Après avoir discuté avec une IA complaisante, des participants se jugeaient plus intelligents et meilleurs que la moyenne. Une étude explique ce mécanisme.

Un gonflement de l’ego mesuré scientifiquement
Se sentir plus brillant après avoir discuté avec ChatGPT n’est pas qu’une impression subjective. C’est un effet que les chercheurs de Stanford University ont réussi à mesurer précisément dans le cadre de leur étude publiée dans la revue Science. Après de brèves échanges avec des IA complaisantes, les participants se déclaraient spontanément plus intelligents, plus empathiques et meilleurs que la moyenne, un effet qui s’accompagnait aussi d’une plus grande certitude et d’une plus grande extrémité dans leurs opinions, comme le révélait déjà la partie principale de cette étude sur la validation systématique des utilisateurs.
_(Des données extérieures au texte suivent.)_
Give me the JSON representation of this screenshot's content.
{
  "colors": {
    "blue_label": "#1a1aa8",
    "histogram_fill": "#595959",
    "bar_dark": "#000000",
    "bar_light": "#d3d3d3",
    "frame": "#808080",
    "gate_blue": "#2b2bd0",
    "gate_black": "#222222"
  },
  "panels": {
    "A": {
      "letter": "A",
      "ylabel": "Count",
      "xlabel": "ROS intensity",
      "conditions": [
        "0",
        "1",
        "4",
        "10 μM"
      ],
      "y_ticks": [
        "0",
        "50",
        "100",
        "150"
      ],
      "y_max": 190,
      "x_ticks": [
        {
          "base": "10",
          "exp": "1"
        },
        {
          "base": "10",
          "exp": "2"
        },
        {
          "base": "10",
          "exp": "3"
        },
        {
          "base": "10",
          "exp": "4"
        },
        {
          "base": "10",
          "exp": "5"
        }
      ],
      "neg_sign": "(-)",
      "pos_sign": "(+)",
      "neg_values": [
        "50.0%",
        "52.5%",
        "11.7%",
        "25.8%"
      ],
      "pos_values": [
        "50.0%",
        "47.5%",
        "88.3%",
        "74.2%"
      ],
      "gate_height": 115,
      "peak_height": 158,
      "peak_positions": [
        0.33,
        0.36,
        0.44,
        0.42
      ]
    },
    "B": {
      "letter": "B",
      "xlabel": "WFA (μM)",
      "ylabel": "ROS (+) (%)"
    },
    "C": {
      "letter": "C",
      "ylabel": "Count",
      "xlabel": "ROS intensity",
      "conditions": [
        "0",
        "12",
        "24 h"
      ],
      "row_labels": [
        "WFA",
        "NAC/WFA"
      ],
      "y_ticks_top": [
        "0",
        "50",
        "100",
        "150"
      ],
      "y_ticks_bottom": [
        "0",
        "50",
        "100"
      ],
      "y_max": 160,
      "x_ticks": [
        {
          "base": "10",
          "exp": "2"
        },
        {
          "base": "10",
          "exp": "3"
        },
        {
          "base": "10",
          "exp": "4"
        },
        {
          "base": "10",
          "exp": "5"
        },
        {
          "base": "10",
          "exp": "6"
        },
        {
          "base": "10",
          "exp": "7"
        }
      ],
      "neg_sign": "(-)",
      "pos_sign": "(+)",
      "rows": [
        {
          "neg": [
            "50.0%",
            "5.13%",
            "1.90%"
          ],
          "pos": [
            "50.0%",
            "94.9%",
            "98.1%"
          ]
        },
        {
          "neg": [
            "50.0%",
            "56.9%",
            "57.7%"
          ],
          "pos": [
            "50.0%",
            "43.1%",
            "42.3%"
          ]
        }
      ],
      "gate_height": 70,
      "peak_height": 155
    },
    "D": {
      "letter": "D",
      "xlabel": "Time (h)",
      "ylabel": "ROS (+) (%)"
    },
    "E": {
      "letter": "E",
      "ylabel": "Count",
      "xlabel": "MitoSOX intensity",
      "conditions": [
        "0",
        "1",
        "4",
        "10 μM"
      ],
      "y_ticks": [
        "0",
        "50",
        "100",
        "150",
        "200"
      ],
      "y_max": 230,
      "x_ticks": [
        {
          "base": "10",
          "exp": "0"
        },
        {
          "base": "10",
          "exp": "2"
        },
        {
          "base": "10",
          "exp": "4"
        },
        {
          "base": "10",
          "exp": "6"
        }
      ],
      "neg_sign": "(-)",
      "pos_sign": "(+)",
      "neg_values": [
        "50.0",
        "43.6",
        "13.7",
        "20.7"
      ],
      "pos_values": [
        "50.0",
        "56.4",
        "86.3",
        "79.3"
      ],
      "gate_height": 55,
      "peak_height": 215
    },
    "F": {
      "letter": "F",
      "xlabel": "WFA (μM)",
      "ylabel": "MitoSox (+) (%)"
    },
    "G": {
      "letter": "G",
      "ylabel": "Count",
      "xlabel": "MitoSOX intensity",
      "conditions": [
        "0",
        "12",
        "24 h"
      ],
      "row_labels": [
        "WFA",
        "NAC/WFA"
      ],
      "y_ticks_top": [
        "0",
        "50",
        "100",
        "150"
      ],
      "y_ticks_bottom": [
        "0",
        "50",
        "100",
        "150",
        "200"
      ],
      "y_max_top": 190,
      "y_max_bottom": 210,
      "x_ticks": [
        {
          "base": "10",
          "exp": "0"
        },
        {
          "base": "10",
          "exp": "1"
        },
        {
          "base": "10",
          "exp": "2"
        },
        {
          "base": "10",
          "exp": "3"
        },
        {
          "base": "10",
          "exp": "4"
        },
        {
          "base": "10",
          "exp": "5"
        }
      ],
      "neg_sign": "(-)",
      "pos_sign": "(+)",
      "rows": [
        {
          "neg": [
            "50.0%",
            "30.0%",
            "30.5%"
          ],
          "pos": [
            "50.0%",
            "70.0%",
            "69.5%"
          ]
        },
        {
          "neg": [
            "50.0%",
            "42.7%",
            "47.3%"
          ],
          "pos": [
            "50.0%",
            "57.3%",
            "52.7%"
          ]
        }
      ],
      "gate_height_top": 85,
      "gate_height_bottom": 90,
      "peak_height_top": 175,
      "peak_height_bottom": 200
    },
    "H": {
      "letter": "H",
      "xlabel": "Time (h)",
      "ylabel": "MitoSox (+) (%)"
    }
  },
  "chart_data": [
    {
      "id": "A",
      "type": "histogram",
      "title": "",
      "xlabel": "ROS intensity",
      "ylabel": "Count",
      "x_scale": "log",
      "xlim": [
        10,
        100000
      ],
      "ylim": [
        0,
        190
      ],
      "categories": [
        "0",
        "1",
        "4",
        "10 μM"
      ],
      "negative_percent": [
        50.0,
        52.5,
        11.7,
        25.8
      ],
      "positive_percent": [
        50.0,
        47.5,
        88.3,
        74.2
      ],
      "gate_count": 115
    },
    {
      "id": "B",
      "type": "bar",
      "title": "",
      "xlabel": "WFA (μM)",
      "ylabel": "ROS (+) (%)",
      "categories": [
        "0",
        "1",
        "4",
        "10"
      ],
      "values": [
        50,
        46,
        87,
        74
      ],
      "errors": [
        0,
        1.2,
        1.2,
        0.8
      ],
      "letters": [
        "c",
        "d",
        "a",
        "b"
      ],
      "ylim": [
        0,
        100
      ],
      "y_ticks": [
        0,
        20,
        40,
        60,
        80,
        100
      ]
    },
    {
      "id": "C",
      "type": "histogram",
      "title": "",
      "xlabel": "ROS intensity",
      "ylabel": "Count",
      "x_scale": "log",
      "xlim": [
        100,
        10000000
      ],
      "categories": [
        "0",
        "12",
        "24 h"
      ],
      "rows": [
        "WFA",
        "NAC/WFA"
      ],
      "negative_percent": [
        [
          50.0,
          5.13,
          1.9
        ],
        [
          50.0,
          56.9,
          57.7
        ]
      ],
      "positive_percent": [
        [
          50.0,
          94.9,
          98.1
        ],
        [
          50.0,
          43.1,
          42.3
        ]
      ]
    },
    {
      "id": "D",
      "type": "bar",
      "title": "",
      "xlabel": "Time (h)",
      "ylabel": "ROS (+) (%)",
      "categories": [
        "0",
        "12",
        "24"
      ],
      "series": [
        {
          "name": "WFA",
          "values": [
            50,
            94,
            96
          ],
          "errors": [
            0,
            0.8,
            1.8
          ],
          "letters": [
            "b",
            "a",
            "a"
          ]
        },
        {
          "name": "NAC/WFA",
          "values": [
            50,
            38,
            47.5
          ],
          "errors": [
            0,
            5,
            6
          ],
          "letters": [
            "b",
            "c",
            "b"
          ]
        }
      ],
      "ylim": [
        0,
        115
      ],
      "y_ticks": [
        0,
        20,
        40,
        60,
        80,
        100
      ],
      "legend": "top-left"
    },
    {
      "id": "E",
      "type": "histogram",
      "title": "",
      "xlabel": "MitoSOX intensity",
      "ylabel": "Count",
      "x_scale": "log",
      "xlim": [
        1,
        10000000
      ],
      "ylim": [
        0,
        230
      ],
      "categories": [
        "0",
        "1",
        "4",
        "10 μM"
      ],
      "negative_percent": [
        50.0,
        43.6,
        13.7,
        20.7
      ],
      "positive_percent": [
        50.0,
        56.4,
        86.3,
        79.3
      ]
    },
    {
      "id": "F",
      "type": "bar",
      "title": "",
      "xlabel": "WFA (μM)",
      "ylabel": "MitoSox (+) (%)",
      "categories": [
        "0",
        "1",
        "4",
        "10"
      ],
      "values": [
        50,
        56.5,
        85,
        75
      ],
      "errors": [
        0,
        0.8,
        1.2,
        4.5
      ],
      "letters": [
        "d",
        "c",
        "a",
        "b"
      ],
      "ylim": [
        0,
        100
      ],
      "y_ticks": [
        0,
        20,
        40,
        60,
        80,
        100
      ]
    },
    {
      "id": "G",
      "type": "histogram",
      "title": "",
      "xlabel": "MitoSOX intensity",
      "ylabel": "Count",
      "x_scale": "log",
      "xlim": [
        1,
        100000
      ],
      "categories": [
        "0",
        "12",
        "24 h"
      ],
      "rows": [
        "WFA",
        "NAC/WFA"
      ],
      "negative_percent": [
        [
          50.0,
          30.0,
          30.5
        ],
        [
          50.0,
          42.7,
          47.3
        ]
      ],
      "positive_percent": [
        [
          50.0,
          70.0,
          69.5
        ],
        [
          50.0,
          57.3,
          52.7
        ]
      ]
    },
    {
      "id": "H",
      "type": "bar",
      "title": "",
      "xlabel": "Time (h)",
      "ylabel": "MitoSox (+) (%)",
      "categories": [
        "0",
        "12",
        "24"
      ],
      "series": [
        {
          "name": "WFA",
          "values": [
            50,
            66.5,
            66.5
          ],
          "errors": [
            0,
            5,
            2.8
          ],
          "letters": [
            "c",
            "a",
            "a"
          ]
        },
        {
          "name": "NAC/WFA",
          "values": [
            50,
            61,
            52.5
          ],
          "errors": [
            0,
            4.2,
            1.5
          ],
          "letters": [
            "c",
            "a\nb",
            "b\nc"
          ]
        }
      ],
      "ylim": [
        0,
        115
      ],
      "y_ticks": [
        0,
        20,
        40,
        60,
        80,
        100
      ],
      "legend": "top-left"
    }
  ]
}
Le classique effet Dunning-Kruger complètement brouillé
Une autre étude apporte un éclairage complémentaire et tout aussi frappant. Normalement, l’effet Dunning-Kruger veut que les personnes les moins compétentes sur un sujet surestiment le plus leurs propres capacités, tandis que les plus compétentes restent relativement bien calibrées. Avec l’assistance d’une IA, ce schéma disparaît purement et simplement : la surconfiance devient également répartie entre les meilleurs et les moins bons participants, qui surestiment leurs résultats dans des proportions comparables.
Dans cette étude, des participants ayant utilisé une IA pour répondre à un questionnaire pensaient avoir obtenu en moyenne 17 bonnes réponses sur 20, alors que leur score réel se situait plutôt autour de 13 sur 20. L’IA améliore donc réellement la performance, mais elle gonfle encore davantage le sentiment de compétence, créant un écart entre ce que l’on croit savoir et ce que l’on sait vraiment.
Pourquoi ce faux sentiment de compétence pose problème
Ce décalage n’est pas anodin. Une personne convaincue d’avoir bien compris un sujet vérifie moins l’information, remet moins en question ses propres conclusions et devient plus difficile à convaincre lorsqu’elle a tort. Ce phénomène touche particulièrement les contextes où l’auto-évaluation compte, notamment à l’école, où certaines erreurs commises avec l’IA passent inaperçues des élèves eux-mêmes avant la correction, ces derniers étant convaincus d’avoir rendu un travail solide.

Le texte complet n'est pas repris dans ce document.